In the 7th debate in Alton, Illinois on October 15,1858 , Lincoln retreated slightly from his "House Divided" stance, agreeing that state sovereignty should generally be constitutionally protected, but slavery is a moral wrong for which expansion must not be allowed, and which should eventually be quashed completely.
 
Lincoln: The Judge [Douglas] alludes very often in the course of his remarks to the exclusive right which the States have to decide the whole thing for themselves. I agree with him very readily that the different States have that right. He is but fighting a man of straw when he assumes that I am contending against the right of the States to do as they please about it. Our controversy with him is in regard to the new Territories... He says that upon the score of equality, slaves should be allowed to go in a new Territory, like other property. This is strictly logical if there is no difference between it and other property. If it and other property are equal, his argument is entirely logical. But if you insist that one is wrong and the other right, there is no use to institute a comparison between right and wrong. You may turn over every thing in the Democratic policy from beginning to end, whether in the shape it takes on the statute book, in the shape it takes in the Dred Scott decision, in the shape it takes in conversation, or the shape it takes in short maxim-like arguments-it every where carefully excludes the idea that there is any thing wrong in it.
 
That is the real issue. That is the issue that will continue in this country when these poor tongues of Judge Douglas and myself shall be silent.

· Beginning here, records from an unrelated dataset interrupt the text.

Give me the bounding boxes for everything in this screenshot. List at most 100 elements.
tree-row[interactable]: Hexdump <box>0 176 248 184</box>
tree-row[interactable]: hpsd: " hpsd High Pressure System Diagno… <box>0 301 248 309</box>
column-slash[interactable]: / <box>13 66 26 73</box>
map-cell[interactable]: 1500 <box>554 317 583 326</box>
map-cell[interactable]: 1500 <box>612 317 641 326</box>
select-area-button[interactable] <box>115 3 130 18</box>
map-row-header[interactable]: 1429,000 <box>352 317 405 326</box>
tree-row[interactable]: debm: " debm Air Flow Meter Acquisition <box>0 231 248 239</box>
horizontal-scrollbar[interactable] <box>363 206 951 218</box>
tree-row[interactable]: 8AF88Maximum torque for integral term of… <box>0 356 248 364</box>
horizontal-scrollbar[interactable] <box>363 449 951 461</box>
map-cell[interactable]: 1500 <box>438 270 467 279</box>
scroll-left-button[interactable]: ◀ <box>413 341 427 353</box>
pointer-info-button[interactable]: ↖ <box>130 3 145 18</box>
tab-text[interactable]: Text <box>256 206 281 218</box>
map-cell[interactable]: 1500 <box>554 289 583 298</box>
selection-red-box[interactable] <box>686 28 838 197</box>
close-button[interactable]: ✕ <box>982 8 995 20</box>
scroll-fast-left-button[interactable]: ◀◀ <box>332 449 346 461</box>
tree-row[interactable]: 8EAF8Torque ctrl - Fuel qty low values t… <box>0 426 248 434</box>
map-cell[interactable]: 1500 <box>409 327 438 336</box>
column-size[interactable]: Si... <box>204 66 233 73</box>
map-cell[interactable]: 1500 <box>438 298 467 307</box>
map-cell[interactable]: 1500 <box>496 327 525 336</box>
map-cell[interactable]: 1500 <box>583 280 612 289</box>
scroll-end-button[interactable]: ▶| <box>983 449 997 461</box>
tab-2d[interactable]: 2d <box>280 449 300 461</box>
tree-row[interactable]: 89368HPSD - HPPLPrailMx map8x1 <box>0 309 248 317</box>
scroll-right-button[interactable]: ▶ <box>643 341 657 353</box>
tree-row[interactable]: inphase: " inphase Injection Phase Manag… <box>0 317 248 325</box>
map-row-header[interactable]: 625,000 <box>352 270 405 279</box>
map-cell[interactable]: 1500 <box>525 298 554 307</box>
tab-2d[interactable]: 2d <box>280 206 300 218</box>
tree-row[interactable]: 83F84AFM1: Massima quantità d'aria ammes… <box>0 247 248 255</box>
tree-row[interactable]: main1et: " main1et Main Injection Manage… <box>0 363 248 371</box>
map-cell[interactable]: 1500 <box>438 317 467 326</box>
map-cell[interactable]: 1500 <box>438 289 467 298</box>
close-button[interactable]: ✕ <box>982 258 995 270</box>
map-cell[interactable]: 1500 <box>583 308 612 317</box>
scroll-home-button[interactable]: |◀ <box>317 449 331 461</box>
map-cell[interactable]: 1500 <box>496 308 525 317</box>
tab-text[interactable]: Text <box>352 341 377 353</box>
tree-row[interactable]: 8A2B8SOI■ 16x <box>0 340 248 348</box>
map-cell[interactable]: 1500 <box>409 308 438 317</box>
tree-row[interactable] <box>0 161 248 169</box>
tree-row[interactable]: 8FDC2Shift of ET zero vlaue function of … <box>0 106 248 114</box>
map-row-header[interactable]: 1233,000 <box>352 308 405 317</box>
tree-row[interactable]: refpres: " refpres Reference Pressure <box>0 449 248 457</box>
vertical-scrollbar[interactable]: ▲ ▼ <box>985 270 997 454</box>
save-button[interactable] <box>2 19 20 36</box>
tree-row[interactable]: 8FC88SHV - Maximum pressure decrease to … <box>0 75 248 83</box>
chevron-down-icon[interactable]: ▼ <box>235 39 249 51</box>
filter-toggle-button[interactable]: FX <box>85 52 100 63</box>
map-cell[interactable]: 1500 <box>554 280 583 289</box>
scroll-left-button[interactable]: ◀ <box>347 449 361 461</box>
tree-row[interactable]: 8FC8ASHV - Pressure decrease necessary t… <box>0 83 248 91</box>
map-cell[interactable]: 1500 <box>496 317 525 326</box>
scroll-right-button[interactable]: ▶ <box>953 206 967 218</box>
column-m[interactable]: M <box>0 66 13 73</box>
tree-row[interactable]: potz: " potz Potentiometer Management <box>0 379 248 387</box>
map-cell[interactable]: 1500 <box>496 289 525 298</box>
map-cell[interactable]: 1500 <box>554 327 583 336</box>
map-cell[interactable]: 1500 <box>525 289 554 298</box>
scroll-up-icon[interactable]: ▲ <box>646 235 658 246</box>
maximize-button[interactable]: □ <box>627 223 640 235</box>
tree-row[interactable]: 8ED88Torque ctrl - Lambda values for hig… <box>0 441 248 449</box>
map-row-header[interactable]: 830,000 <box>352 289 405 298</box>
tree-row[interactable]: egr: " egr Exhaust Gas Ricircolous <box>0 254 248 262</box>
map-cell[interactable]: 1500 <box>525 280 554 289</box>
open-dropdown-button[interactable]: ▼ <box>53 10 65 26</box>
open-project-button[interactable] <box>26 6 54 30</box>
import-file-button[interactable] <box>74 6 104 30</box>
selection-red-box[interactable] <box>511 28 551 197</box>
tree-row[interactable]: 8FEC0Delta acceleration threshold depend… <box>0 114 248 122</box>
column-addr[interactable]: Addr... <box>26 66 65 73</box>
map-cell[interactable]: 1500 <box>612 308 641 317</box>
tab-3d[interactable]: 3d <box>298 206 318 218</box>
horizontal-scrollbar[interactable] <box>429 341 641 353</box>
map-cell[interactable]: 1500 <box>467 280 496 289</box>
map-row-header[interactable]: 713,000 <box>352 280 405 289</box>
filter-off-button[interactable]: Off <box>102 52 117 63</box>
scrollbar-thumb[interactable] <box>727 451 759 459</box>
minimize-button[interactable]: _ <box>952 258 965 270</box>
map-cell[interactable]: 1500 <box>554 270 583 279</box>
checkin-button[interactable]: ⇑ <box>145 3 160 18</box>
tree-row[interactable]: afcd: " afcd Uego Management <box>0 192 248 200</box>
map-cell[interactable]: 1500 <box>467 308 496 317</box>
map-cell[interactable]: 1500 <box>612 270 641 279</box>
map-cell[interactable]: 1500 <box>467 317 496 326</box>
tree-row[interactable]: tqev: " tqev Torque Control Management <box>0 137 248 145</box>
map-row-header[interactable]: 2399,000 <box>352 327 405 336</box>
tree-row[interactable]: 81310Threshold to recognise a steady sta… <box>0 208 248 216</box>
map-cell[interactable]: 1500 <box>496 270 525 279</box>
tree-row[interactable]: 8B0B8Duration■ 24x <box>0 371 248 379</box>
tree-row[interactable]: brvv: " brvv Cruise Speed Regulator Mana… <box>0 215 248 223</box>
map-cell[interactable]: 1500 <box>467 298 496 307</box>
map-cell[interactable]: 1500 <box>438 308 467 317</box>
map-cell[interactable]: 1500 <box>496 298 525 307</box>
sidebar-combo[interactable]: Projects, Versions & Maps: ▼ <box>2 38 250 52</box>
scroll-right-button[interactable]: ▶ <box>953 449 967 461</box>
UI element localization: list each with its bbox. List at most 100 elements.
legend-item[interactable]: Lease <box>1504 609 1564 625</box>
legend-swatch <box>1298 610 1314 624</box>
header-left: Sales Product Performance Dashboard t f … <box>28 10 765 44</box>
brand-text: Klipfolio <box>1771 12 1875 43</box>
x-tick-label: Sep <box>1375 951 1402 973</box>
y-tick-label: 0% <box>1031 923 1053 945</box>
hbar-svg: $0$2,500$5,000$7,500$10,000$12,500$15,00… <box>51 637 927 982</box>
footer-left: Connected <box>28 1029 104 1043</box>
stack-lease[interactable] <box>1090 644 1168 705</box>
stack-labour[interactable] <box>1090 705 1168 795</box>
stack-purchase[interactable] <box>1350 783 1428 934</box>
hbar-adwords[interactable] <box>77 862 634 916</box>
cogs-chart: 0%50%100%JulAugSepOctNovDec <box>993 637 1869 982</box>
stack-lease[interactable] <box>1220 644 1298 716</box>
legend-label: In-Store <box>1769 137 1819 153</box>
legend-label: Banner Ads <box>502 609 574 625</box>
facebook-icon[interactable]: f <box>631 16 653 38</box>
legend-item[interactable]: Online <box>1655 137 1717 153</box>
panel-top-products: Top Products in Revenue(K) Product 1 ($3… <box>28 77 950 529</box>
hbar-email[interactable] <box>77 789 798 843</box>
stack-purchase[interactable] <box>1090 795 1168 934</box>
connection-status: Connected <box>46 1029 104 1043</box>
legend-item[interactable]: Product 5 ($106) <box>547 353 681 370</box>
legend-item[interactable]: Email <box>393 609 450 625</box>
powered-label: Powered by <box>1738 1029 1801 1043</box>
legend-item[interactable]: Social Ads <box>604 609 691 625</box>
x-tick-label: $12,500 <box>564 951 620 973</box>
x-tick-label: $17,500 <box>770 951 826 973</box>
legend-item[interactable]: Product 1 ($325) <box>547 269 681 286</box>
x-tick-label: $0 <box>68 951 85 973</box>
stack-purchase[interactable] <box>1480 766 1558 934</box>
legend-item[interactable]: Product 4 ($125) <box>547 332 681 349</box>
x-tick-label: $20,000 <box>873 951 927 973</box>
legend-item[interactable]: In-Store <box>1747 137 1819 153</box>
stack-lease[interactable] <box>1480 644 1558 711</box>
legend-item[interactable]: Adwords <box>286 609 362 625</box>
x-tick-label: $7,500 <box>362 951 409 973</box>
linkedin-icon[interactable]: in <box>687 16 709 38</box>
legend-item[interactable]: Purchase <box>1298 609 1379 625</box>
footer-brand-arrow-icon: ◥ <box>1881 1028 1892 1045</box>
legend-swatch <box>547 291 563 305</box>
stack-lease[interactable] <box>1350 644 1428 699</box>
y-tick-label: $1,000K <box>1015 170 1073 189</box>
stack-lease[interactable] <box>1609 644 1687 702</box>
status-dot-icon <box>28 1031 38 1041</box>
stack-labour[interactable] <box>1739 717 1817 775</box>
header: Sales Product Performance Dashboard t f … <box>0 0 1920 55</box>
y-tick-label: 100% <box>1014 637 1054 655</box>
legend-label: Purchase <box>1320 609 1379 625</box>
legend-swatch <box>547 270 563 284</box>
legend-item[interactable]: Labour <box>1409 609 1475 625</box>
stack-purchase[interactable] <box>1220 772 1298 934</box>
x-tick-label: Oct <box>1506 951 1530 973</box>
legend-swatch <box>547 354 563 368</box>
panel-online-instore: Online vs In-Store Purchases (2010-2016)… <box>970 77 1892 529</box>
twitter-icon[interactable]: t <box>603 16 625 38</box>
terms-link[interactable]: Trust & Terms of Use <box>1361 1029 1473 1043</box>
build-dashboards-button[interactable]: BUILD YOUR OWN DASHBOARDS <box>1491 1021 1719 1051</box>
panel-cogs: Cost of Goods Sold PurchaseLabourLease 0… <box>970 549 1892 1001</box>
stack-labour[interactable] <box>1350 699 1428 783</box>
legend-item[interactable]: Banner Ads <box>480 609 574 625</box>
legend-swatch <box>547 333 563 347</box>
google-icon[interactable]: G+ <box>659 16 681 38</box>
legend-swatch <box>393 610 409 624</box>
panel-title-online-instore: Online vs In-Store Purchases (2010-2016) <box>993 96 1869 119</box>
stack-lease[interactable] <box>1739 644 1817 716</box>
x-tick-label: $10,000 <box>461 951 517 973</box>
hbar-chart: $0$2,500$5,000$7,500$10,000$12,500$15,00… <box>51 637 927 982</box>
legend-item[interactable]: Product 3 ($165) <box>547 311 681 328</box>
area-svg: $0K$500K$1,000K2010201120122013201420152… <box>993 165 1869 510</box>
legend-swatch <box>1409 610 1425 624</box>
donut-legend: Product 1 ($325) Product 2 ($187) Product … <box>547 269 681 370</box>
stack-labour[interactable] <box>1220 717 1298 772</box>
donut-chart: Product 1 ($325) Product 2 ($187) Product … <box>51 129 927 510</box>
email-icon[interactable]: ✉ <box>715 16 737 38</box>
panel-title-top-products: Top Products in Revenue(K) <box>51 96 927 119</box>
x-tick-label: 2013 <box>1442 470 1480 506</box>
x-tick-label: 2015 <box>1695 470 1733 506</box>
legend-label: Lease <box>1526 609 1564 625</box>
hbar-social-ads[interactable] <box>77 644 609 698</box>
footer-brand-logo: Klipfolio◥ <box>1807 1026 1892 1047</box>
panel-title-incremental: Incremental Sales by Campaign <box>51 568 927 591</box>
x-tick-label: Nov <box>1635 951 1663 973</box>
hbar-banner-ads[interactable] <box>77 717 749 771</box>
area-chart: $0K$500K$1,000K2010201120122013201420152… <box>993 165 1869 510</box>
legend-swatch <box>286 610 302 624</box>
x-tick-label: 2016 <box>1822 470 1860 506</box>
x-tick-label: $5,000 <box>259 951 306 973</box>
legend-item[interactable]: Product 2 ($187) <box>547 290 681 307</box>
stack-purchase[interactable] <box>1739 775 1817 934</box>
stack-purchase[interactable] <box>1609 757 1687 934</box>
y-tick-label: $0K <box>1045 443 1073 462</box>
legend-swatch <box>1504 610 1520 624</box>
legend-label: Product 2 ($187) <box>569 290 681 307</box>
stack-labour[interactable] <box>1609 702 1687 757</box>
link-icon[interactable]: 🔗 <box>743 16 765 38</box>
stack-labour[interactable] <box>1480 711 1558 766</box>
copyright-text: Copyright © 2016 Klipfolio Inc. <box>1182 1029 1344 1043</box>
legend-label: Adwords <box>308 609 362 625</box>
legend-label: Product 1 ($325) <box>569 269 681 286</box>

It is the eternal struggle between these two principles-right and wrong throughout the world. They are the two principles that have stood face to face from the beginning of time; and will ever continue to struggle. The one is the common right of humanity and the other the divine right of kings. It is the same principle in whatever shape it develops itself. It is the same spirit that says, "You work and toil and earn bread, and I'll eat it." No matter in what shape it comes, whether from the mouth of a king who seeks to bestride the people of his own nation and live by the fruit of their labor, or from one race of men as an apology for enslaving another race, it is the same tyrannical principle.